L’ONU a décidé de faire du 07 avril une « Journée internationale de réflexion sur le génocide des Tutsis au Rwanda en 1994 », sans qu’aucun consensus ne se dégage entre les pays membres de cette organisation, comme cela est d’habitude. Un de nos analystes politiques nous donne ses observations .
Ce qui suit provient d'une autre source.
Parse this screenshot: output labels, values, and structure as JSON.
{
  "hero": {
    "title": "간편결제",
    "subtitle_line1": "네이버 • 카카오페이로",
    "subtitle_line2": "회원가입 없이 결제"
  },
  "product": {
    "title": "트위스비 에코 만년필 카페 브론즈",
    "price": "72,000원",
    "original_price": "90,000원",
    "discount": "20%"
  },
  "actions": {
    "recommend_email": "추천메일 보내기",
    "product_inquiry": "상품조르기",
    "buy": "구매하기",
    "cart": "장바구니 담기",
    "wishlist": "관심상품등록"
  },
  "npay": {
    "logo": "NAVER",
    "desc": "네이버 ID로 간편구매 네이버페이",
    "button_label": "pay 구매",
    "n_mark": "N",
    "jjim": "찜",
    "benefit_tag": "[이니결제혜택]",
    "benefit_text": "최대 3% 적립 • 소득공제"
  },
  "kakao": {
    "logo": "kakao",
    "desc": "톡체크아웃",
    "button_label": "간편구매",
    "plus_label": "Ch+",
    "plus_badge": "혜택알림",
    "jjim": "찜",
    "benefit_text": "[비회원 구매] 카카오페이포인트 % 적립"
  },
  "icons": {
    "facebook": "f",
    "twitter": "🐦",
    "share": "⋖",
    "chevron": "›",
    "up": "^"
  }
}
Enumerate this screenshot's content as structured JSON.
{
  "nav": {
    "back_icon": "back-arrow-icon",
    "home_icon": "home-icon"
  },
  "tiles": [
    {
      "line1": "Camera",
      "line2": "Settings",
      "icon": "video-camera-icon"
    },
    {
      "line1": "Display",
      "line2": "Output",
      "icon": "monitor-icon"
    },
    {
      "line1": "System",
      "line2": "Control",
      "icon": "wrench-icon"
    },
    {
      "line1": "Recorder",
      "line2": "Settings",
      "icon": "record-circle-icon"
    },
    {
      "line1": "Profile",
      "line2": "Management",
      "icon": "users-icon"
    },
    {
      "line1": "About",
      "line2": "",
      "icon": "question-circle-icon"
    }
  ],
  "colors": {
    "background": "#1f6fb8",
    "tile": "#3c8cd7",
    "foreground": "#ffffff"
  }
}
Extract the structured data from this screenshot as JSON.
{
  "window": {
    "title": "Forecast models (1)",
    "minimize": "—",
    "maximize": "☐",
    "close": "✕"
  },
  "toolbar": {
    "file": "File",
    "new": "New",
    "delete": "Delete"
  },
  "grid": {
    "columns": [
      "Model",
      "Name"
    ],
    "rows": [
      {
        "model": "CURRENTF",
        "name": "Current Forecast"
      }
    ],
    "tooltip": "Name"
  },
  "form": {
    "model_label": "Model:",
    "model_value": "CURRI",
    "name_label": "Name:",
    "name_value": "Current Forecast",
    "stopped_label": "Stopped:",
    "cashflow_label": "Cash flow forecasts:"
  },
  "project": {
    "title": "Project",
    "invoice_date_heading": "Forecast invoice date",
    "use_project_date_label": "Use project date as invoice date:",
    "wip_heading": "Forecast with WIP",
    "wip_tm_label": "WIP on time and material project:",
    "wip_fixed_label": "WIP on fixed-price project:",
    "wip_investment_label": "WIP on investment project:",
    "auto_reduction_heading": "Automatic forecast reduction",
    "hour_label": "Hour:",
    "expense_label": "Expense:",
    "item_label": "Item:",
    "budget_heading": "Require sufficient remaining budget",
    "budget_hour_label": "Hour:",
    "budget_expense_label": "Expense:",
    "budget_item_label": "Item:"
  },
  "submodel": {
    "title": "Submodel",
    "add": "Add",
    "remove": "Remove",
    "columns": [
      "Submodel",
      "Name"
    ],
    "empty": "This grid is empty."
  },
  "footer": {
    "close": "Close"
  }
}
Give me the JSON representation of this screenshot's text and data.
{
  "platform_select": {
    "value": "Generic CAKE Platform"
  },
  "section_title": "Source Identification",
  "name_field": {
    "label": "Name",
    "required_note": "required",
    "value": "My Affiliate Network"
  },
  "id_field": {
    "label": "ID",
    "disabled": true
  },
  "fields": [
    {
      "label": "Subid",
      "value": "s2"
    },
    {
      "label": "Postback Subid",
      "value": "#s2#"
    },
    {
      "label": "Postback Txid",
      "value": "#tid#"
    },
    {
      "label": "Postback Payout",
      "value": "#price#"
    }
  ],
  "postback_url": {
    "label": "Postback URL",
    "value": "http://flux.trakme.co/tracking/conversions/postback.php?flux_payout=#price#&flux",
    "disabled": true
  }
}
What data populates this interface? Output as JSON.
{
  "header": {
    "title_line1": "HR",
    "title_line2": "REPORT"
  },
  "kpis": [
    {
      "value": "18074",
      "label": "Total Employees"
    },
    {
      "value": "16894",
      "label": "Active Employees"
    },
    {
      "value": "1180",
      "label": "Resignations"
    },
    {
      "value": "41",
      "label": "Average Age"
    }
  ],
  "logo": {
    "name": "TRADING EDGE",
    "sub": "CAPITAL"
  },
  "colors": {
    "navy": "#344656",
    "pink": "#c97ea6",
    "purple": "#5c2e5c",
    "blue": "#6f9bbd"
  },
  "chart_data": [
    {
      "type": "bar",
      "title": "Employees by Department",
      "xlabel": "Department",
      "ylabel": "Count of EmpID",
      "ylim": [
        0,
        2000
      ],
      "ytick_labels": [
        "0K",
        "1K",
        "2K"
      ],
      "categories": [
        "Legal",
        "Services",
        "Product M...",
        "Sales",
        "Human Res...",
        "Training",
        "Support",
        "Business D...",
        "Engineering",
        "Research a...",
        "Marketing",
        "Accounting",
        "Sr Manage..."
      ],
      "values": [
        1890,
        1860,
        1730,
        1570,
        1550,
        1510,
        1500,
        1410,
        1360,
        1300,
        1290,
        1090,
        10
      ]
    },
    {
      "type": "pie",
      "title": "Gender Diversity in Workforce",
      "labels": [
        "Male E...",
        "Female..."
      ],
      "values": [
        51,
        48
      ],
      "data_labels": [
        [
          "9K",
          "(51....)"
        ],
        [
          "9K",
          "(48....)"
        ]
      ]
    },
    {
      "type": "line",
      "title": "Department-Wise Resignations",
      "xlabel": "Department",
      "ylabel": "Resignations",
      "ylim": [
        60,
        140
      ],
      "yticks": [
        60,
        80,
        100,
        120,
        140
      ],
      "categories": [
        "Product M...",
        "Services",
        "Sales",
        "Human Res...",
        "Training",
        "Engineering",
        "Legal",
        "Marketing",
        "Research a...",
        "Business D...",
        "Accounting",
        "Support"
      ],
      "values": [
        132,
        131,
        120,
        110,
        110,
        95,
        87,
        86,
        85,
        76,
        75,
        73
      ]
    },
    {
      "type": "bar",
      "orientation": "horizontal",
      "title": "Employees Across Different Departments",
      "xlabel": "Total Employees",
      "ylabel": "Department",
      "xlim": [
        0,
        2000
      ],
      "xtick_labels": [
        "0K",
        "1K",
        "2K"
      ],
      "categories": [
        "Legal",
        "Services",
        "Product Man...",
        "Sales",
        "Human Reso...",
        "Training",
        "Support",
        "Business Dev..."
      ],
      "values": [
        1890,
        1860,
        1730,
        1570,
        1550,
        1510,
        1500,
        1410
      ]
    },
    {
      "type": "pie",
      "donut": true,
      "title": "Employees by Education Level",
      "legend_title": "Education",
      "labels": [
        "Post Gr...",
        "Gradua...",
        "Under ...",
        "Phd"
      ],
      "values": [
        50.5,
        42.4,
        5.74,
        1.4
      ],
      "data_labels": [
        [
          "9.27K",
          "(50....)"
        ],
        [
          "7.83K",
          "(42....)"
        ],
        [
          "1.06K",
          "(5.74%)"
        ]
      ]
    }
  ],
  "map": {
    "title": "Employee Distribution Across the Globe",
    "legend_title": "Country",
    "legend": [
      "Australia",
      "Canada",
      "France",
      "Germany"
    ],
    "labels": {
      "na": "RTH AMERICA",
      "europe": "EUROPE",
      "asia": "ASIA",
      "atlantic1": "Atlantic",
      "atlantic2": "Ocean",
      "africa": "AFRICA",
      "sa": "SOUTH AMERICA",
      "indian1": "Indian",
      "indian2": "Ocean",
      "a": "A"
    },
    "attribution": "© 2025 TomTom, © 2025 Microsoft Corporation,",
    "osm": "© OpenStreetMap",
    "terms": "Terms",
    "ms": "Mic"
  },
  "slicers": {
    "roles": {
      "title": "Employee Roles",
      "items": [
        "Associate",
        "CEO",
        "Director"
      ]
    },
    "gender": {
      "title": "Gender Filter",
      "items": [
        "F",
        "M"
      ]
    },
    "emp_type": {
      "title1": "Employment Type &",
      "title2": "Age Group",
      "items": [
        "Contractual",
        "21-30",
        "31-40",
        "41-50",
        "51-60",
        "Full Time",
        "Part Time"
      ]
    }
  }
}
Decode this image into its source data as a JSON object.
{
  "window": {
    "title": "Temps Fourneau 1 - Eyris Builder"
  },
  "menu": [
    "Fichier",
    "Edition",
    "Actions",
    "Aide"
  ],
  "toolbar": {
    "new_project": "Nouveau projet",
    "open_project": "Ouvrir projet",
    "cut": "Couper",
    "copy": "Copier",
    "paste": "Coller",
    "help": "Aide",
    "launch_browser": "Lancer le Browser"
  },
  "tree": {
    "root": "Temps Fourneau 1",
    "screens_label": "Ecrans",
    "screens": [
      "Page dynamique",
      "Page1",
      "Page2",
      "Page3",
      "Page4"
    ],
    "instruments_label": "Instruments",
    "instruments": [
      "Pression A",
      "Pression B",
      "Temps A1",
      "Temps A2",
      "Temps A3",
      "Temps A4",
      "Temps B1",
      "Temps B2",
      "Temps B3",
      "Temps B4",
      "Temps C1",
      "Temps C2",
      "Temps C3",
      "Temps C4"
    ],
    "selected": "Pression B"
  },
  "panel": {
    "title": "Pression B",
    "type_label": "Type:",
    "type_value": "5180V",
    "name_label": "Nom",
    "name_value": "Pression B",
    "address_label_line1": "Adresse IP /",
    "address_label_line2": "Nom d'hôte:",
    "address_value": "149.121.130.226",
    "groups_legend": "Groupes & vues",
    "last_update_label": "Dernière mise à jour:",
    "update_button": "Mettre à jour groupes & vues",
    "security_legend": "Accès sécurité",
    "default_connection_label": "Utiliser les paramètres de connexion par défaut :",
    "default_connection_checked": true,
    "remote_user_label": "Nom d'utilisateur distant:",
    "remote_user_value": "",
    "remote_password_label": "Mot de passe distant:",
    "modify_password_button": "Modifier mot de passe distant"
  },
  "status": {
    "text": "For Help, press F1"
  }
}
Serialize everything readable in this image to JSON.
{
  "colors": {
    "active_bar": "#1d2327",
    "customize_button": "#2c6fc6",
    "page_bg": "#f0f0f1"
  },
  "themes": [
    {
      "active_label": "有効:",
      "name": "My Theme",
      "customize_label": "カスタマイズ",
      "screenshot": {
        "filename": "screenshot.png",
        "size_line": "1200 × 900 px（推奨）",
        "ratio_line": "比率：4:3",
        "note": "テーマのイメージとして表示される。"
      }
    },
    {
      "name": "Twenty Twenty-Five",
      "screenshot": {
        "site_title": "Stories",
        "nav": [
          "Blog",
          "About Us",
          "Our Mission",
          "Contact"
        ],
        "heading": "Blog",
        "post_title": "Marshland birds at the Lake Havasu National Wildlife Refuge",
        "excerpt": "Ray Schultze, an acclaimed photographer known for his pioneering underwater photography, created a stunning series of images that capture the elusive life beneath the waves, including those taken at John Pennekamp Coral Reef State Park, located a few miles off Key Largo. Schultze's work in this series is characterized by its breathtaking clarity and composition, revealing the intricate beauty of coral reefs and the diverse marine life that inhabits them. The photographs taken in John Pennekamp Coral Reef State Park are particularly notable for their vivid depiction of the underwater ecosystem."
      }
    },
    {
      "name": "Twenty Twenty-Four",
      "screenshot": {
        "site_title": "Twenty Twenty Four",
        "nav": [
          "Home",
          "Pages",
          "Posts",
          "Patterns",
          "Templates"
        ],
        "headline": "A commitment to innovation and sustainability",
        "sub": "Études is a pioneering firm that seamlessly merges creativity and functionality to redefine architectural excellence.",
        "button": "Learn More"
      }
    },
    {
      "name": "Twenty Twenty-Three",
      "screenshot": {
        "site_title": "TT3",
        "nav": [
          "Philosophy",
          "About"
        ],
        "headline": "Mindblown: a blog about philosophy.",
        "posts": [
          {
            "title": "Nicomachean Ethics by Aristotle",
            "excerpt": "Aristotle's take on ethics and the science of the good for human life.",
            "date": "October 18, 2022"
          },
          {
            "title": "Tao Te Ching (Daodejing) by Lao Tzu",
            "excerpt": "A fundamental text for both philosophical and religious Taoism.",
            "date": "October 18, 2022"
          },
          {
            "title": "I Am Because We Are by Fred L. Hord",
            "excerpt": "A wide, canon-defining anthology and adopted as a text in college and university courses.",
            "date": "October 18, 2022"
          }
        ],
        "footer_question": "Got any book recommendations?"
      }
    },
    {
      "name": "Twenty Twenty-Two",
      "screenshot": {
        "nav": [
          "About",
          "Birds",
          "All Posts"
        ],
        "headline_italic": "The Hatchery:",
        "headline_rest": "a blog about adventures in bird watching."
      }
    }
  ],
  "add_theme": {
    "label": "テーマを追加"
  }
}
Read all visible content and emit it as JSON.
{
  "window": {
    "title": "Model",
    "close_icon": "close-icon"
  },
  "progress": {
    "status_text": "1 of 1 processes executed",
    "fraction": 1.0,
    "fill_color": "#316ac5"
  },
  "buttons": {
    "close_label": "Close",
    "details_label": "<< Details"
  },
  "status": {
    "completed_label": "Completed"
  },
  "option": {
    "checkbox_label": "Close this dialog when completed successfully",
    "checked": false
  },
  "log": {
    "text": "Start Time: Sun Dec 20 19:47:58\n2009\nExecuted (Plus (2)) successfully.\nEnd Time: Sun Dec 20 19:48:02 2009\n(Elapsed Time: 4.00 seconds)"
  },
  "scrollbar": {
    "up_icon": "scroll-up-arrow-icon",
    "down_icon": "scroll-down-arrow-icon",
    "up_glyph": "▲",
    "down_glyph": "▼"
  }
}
Le 26 janvier 2018, dans sa Soixante-douzième session, l’Assemblée générale des Nations Unies a décide « de proclamer le 7 avril Journée internationale de réflexion sur le génocide des Tutsis au Rwanda en 1994 » et a rappelé, à la même occasion, « que, durant le génocide des Tutsis en 1994, des Hutus et d’autres personnes s’étant opposées au génocide ont également été tués ». Cela signifie que cette date va désormais être mentionnée sur le calendrier des commémorations Nations Unies. Les observations ci-dessous montrent les manquements de cette décision, ce qui fait qu’elle n’a pas toute sa force erga omes qu’elle est censée avoir.
Sur la forme
Le Président de l’Assemblée générale, Mr Miroslav Lajcak, un peu peut-être embarrassé, a décidé d’adjoindre à cette décision le lancement d’un appel au respect de la Trêve olympique sur lequel il a eu un long exposé. Il n’a pas fait aucun exposé de motif sur cette décision comme il venait de le faire au sujet de la Trêve olympique. Le consensus se définit comme la pratique destinée à parvenir à l’élaboration d’un texte par voie de négociation et à son adoption sans vote. Or, la décision a été concoctée en toute discrétion par les diplomates rwandais, israéliens et équato-guinéens (ces derniers représentaient le groupe Afrique). Les autres ont été mis devant un fait accompli. C’est ce qu’on peut constater en lisant la réaction du représentant de l’UE: “une réunion aussi importante aurait requis davantage de temps et qu’il aurait été adéquat de débuter les discussions bien avant le 20 novembre 2017”. Il est clair que pour parvenir à cette décision, il n’y pas eu assez de réunions (ni officielles, ni officieuses) entre tous les groupes géographiques. On dirait un hold up décisionnel à l’Assemblée générale de l’ONU! Piège à l’Assemblée générale qui est considérée comme l’organe dont les décisions devraient être transparentes et équitables. Où est la défense des intérêts de tous les peuples? Malheureusement, il n’existe pas de voie de recours en annulation pour les décisions de l’Assemblé générale. Mais l’annulation de ses propres décisions est possible (il y a eu des cas). C’est question de rapport de force en présence.
Sur le fonds
Sur le fonds, cette décision n’est pas le reflet des vues de la communauté internationale pour des raisons ci-dessous.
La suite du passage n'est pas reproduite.